Mike’s favourite horror series, which fizzled out in 2010 after seven annual instalments, has been resurrected in fits and starts over the past few years, and if future sequels can maintain the quality of storytelling of Saw X, we want to see more of them. José still doesn’t understand the appeal of the gore and torture, but accepts that it’s part of the landscape here; what neither of us expects is such an involving and interesting first act.
The serialised story that became so hard to follow during the 2000s is here eschewed in favour of a relatively self-contained episode of Jigsaw’s life – the convolutions that followed his death way back in Saw III are nowhere to be seen here. We’re in pure prequel mode, following him on a trip to Mexico to receive an experimental miracle cure for his terminal cancer, during which the film confidently takes time to build surprising and effective hope for him – everybody likes Jigsaw, the adorable little sadist, after all. The savage redemption that he sets out to offer later on is given weight by this stage-setting, and in the light of how ugly these films can be, it’s a rather refreshing and bold bit of storytelling.
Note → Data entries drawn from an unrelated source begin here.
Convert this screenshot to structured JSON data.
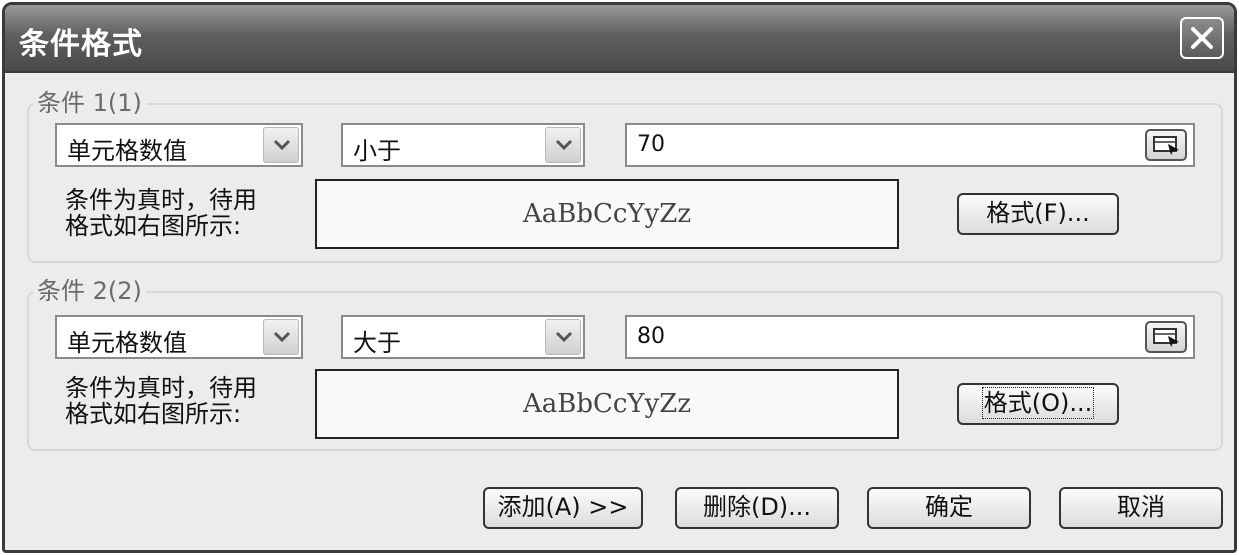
{
  "dialog": {
    "title": "条件格式",
    "close_icon": "close-icon"
  },
  "conditions": [
    {
      "label": "条件 1",
      "shortcut": "(1)",
      "type_value": "单元格数值",
      "operator_value": "小于",
      "value": "70",
      "hint_line1": "条件为真时，待用",
      "hint_line2": "格式如右图所示:",
      "preview_text": "AaBbCcYyZz",
      "format_button": "格式(F)..."
    },
    {
      "label": "条件 2",
      "shortcut": "(2)",
      "type_value": "单元格数值",
      "operator_value": "大于",
      "value": "80",
      "hint_line1": "条件为真时，待用",
      "hint_line2": "格式如右图所示:",
      "preview_text": "AaBbCcYyZz",
      "format_button": "格式(O)..."
    }
  ],
  "footer": {
    "add_button": "添加(A) >>",
    "delete_button": "删除(D)...",
    "ok_button": "确定",
    "cancel_button": "取消"
  }
}
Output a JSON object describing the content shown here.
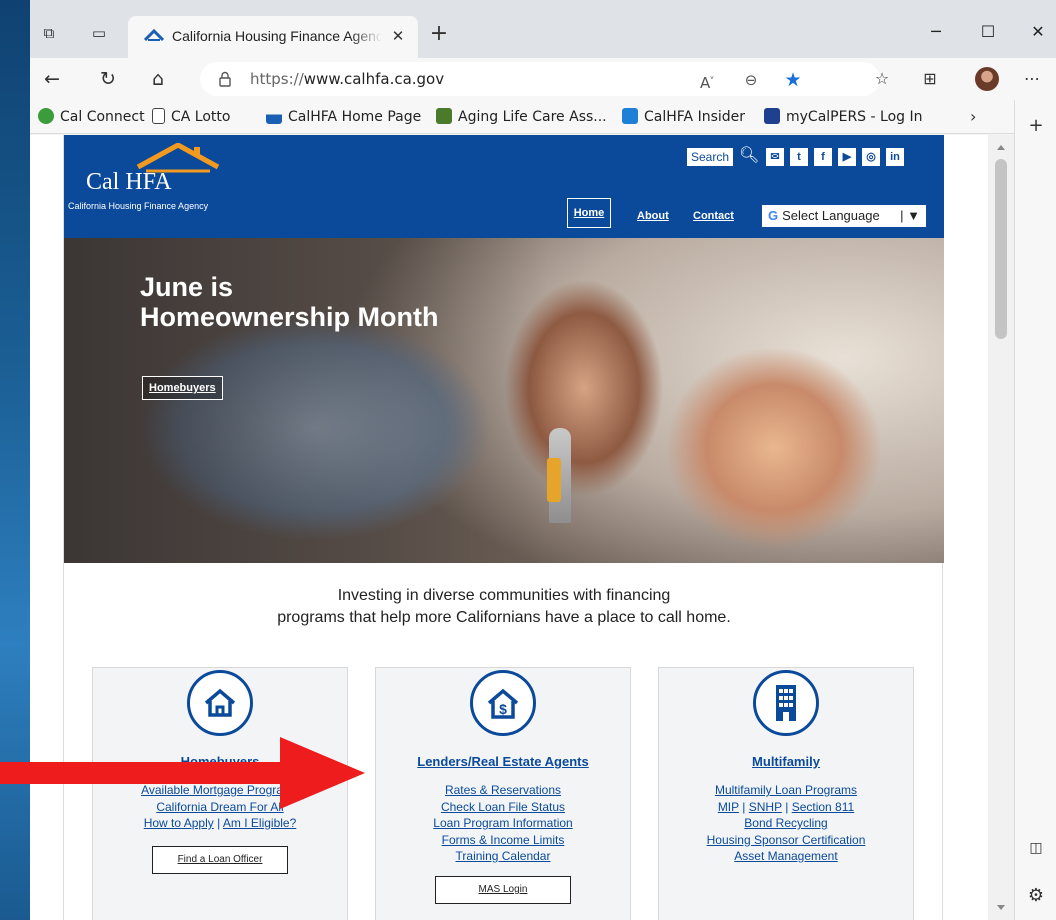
{
  "browser": {
    "tab_title": "California Housing Finance Agency",
    "url_protocol": "https://",
    "url_host": "www.calhfa.ca.gov",
    "reader_label": "A͆",
    "window_controls": [
      "minimize",
      "maximize",
      "close"
    ]
  },
  "bookmarks": [
    {
      "label": "Cal Connect",
      "icon": "cal-connect-icon",
      "color": "#3a9c3a"
    },
    {
      "label": "CA Lotto",
      "icon": "page-icon",
      "color": "#ffffff"
    },
    {
      "label": "CalHFA Home Page",
      "icon": "calhfa-icon",
      "color": "#1a5fb4"
    },
    {
      "label": "Aging Life Care Ass...",
      "icon": "aging-life-icon",
      "color": "#4a7a2a"
    },
    {
      "label": "CalHFA Insider",
      "icon": "insider-icon",
      "color": "#1e7fd6"
    },
    {
      "label": "myCalPERS - Log In",
      "icon": "mycalpers-icon",
      "color": "#1f3f8f"
    }
  ],
  "site": {
    "logo_name": "Cal HFA",
    "logo_tagline": "California Housing Finance Agency",
    "search_label": "Search",
    "nav": {
      "home": "Home",
      "about": "About",
      "contact": "Contact"
    },
    "translate_label": "Select Language",
    "social": [
      "✉",
      "t",
      "f",
      "▶",
      "◎",
      "in"
    ],
    "accent": "#0b4a9a"
  },
  "hero": {
    "title": "June is Homeownership Month",
    "cta": "Homebuyers"
  },
  "mission": {
    "line1": "Investing in diverse communities with financing",
    "line2": "programs that help more Californians have a place to call home."
  },
  "cards": {
    "homebuyers": {
      "title": "Homebuyers",
      "links": [
        "Available Mortgage Programs",
        "California Dream For All",
        "How to Apply",
        "Am I Eligible?"
      ],
      "button": "Find a Loan Officer"
    },
    "lenders": {
      "title": "Lenders/Real Estate Agents",
      "links": [
        "Rates & Reservations",
        "Check Loan File Status",
        "Loan Program Information",
        "Forms & Income Limits",
        "Training Calendar"
      ],
      "button": "MAS Login"
    },
    "multifamily": {
      "title": "Multifamily",
      "links": [
        "Multifamily Loan Programs",
        "MIP",
        "SNHP",
        "Section 811",
        "Bond Recycling",
        "Housing Sponsor Certification",
        "Asset Management"
      ]
    }
  }
}
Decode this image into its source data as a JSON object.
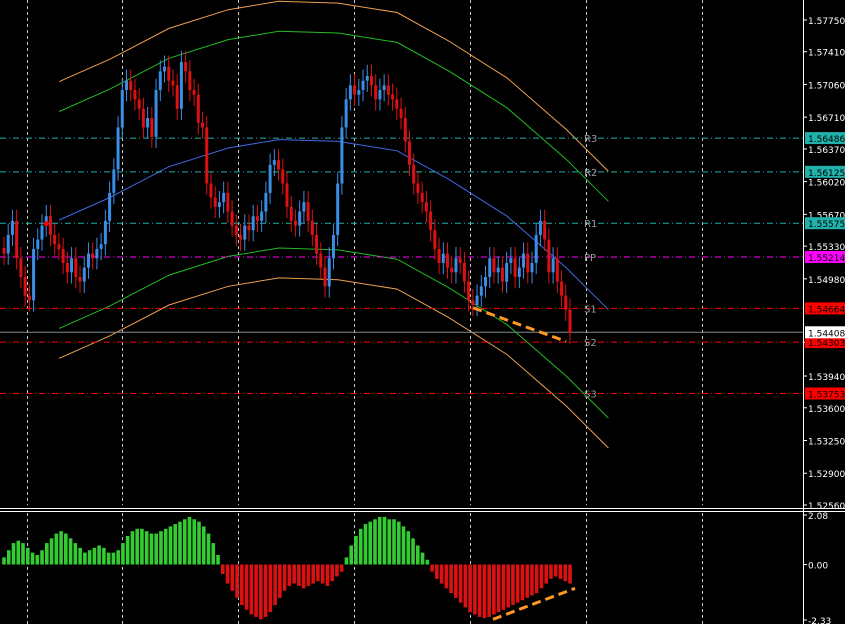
{
  "chart_data": [
    {
      "type": "candlestick",
      "price_axis": {
        "ticks": [
          "1.57750",
          "1.57410",
          "1.57060",
          "1.56710",
          "1.56370",
          "1.56020",
          "1.55670",
          "1.55330",
          "1.54980",
          "1.54300",
          "1.53940",
          "1.53600",
          "1.53250",
          "1.52900",
          "1.52560"
        ],
        "ylim": [
          1.5256,
          1.5791
        ]
      },
      "current_price": {
        "label": "1.54408",
        "value": 1.54408
      },
      "pivot_levels": [
        {
          "name": "R3",
          "label": "1.56486",
          "value": 1.56486,
          "color": "#20b2aa"
        },
        {
          "name": "R2",
          "label": "1.56125",
          "value": 1.56125,
          "color": "#20b2aa"
        },
        {
          "name": "R1",
          "label": "1.55575",
          "value": 1.55575,
          "color": "#20b2aa"
        },
        {
          "name": "PP",
          "label": "1.55214",
          "value": 1.55214,
          "color": "#ff00ff"
        },
        {
          "name": "S1",
          "label": "1.54664",
          "value": 1.54664,
          "color": "#ff0000"
        },
        {
          "name": "S2",
          "label": "1.54303",
          "value": 1.54303,
          "color": "#ff0000"
        },
        {
          "name": "S3",
          "label": "1.53753",
          "value": 1.53753,
          "color": "#ff0000"
        }
      ],
      "regression_channel": {
        "middle_color": "#4169e1",
        "inner_color": "#22bb22",
        "outer_color": "#f0a050",
        "middle_points": [
          [
            0.07,
            1.5561
          ],
          [
            0.13,
            1.5585
          ],
          [
            0.2,
            1.5618
          ],
          [
            0.27,
            1.5638
          ],
          [
            0.33,
            1.5647
          ],
          [
            0.4,
            1.5645
          ],
          [
            0.47,
            1.5635
          ],
          [
            0.53,
            1.5605
          ],
          [
            0.6,
            1.5565
          ],
          [
            0.67,
            1.551
          ],
          [
            0.72,
            1.5465
          ]
        ],
        "inner_offset": 0.0116,
        "outer_offset": 0.0148
      },
      "candles_close": [
        1.5525,
        1.5545,
        1.556,
        1.552,
        1.55,
        1.548,
        1.5475,
        1.553,
        1.554,
        1.5555,
        1.5565,
        1.5545,
        1.5535,
        1.553,
        1.5515,
        1.5505,
        1.552,
        1.55,
        1.5495,
        1.551,
        1.5525,
        1.552,
        1.553,
        1.5535,
        1.556,
        1.559,
        1.5615,
        1.566,
        1.57,
        1.571,
        1.57,
        1.569,
        1.568,
        1.566,
        1.567,
        1.565,
        1.57,
        1.572,
        1.5725,
        1.571,
        1.5705,
        1.568,
        1.573,
        1.572,
        1.57,
        1.5695,
        1.5665,
        1.566,
        1.56,
        1.5585,
        1.5575,
        1.558,
        1.559,
        1.557,
        1.5555,
        1.5545,
        1.554,
        1.5555,
        1.555,
        1.5565,
        1.556,
        1.557,
        1.559,
        1.562,
        1.5625,
        1.5615,
        1.56,
        1.5575,
        1.556,
        1.5555,
        1.557,
        1.558,
        1.556,
        1.5545,
        1.5525,
        1.551,
        1.549,
        1.552,
        1.5545,
        1.56,
        1.566,
        1.569,
        1.5705,
        1.5695,
        1.57,
        1.571,
        1.5715,
        1.5705,
        1.569,
        1.57,
        1.5705,
        1.5695,
        1.569,
        1.568,
        1.567,
        1.5645,
        1.562,
        1.56,
        1.559,
        1.558,
        1.557,
        1.555,
        1.553,
        1.5515,
        1.5525,
        1.551,
        1.5505,
        1.552,
        1.5515,
        1.5495,
        1.5475,
        1.547,
        1.548,
        1.549,
        1.55,
        1.552,
        1.5505,
        1.551,
        1.5495,
        1.5515,
        1.552,
        1.55,
        1.551,
        1.5525,
        1.5505,
        1.5515,
        1.5545,
        1.556,
        1.554,
        1.5505,
        1.552,
        1.5495,
        1.548,
        1.5465,
        1.544
      ],
      "marker_dot": {
        "index": 10,
        "value": 1.5557,
        "color": "#ff0000"
      },
      "trend_line_price": {
        "from": [
          0.56,
          1.5467
        ],
        "to": [
          0.67,
          1.5431
        ],
        "color": "#ff9922"
      }
    },
    {
      "type": "histogram",
      "axis_ticks": [
        "2.08",
        "0.00",
        "-2.33"
      ],
      "ylim": [
        -2.33,
        2.08
      ],
      "positive_color": "#33cc33",
      "negative_color": "#dd1111",
      "values": [
        0.3,
        0.6,
        0.9,
        1.0,
        0.9,
        0.7,
        0.5,
        0.4,
        0.6,
        0.9,
        1.1,
        1.3,
        1.4,
        1.3,
        1.1,
        0.9,
        0.7,
        0.5,
        0.6,
        0.7,
        0.8,
        0.7,
        0.5,
        0.5,
        0.6,
        0.9,
        1.2,
        1.4,
        1.5,
        1.5,
        1.4,
        1.3,
        1.3,
        1.4,
        1.5,
        1.6,
        1.7,
        1.8,
        1.9,
        2.0,
        1.9,
        1.8,
        1.6,
        1.3,
        0.9,
        0.4,
        -0.4,
        -0.8,
        -1.1,
        -1.4,
        -1.7,
        -1.9,
        -2.1,
        -2.2,
        -2.3,
        -2.2,
        -2.0,
        -1.7,
        -1.4,
        -1.1,
        -0.9,
        -0.8,
        -0.9,
        -1.0,
        -0.9,
        -0.8,
        -0.7,
        -0.8,
        -0.9,
        -0.7,
        -0.5,
        -0.3,
        0.3,
        0.8,
        1.2,
        1.5,
        1.7,
        1.8,
        1.9,
        2.0,
        2.0,
        1.9,
        1.9,
        1.8,
        1.6,
        1.4,
        1.1,
        0.8,
        0.5,
        0.2,
        -0.3,
        -0.6,
        -0.8,
        -1.0,
        -1.2,
        -1.4,
        -1.6,
        -1.8,
        -2.0,
        -2.1,
        -2.2,
        -2.25,
        -2.2,
        -2.1,
        -2.0,
        -1.9,
        -1.8,
        -1.7,
        -1.6,
        -1.5,
        -1.4,
        -1.3,
        -1.2,
        -1.0,
        -0.8,
        -0.6,
        -0.5,
        -0.6,
        -0.7,
        -0.8
      ],
      "trend_line": {
        "from": [
          -2.3,
          0.78
        ],
        "to": [
          -1.0,
          0.99
        ],
        "color": "#ff9922"
      }
    }
  ]
}
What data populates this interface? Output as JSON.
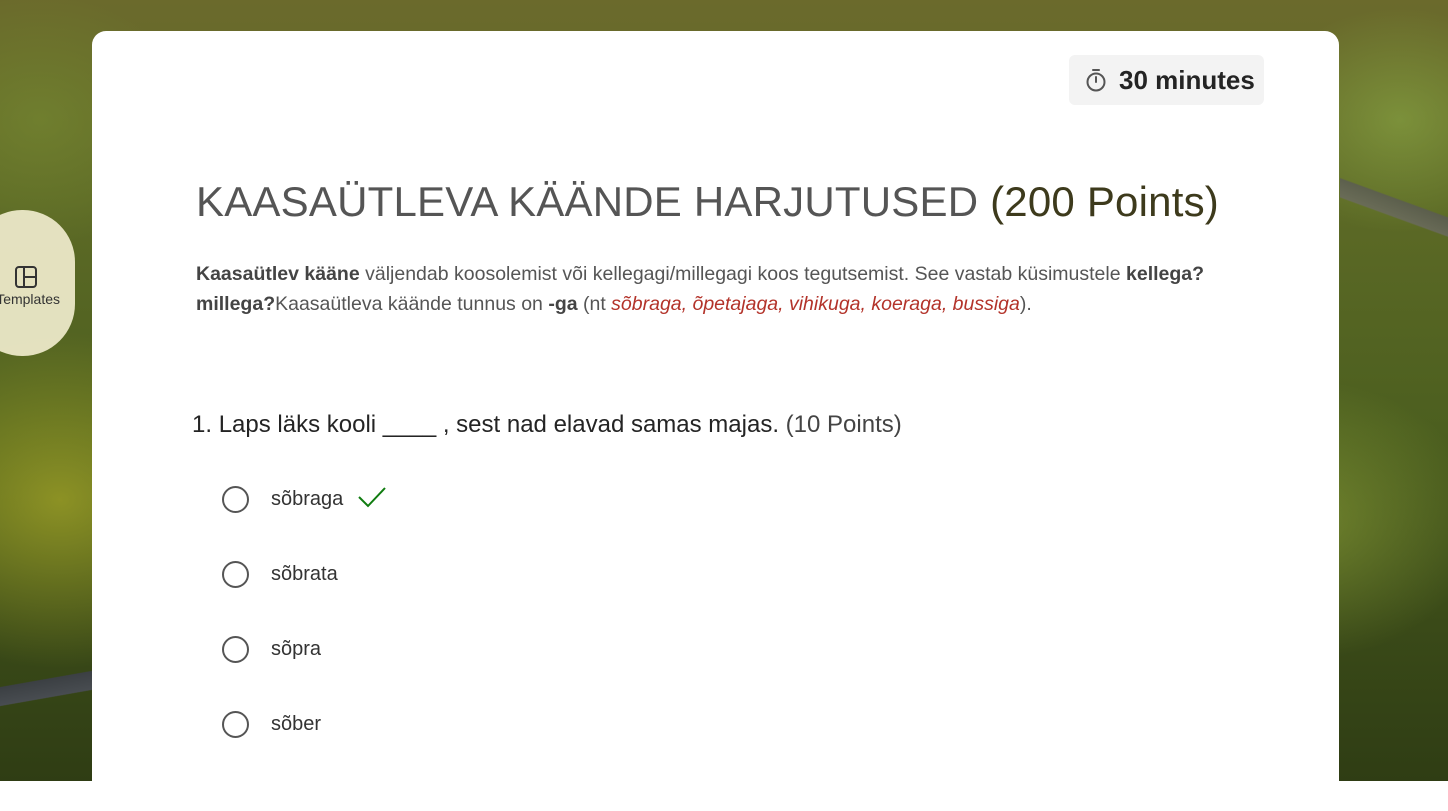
{
  "timer": {
    "icon": "stopwatch-icon",
    "label": "30 minutes"
  },
  "templates": {
    "icon": "layout-icon",
    "label": "Templates"
  },
  "form": {
    "title": "KAASAÜTLEVA KÄÄNDE HARJUTUSED",
    "title_points": "(200 Points)",
    "description": {
      "p1_bold": "Kaasaütlev kääne",
      "p2": " väljendab koosolemist või kellegagi/millegagi koos tegutsemist. See vastab küsimustele ",
      "p3_bold": "kellega? millega?",
      "p4": "Kaasaütleva käände tunnus on ",
      "p5_bold": "-ga",
      "p6": " (nt ",
      "p7_examples": "sõbraga, õpetajaga, vihikuga, koeraga, bussiga",
      "p8": ")."
    }
  },
  "question": {
    "number": "1.",
    "text": "Laps läks kooli ____ , sest nad elavad samas majas.",
    "points": "(10 Points)",
    "options": [
      {
        "label": "sõbraga",
        "correct": true
      },
      {
        "label": "sõbrata",
        "correct": false
      },
      {
        "label": "sõpra",
        "correct": false
      },
      {
        "label": "sõber",
        "correct": false
      }
    ]
  },
  "colors": {
    "card_bg": "#ffffff",
    "title": "#555555",
    "example_red": "#b3332a",
    "check_green": "#107c10",
    "timer_bg": "#f3f3f3"
  }
}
We discuss the racial composition of the group of victims and the varying viciousness of the games they’re forced to play, and just how hard they are to beat – disproportionate gruesomeness is this series’ stock-in-trade, but is only three minutes to sacrifice a body part really fair? Mike praises the lighting, which proves images need not be hard to see to be dark. And we discuss the series’ history, the differences between Saw X and its predecessors, and single out Tobin Bell, the man holding everything together. He got lucky in 2004 to find that his almost background role would quickly make him an iconic cinematic villain; the filmmakers got lucky that the bit-part player they’d hired to lie on the floor for two hours turned out to have the ability and presence to lead a billion-dollar franchise.
Mike’s always thrilled to see a new Saw film, and the fact that this one’s good is merely icing on the cake – but most remarkably, José has found one he needs no nudging or persuasion to recommend!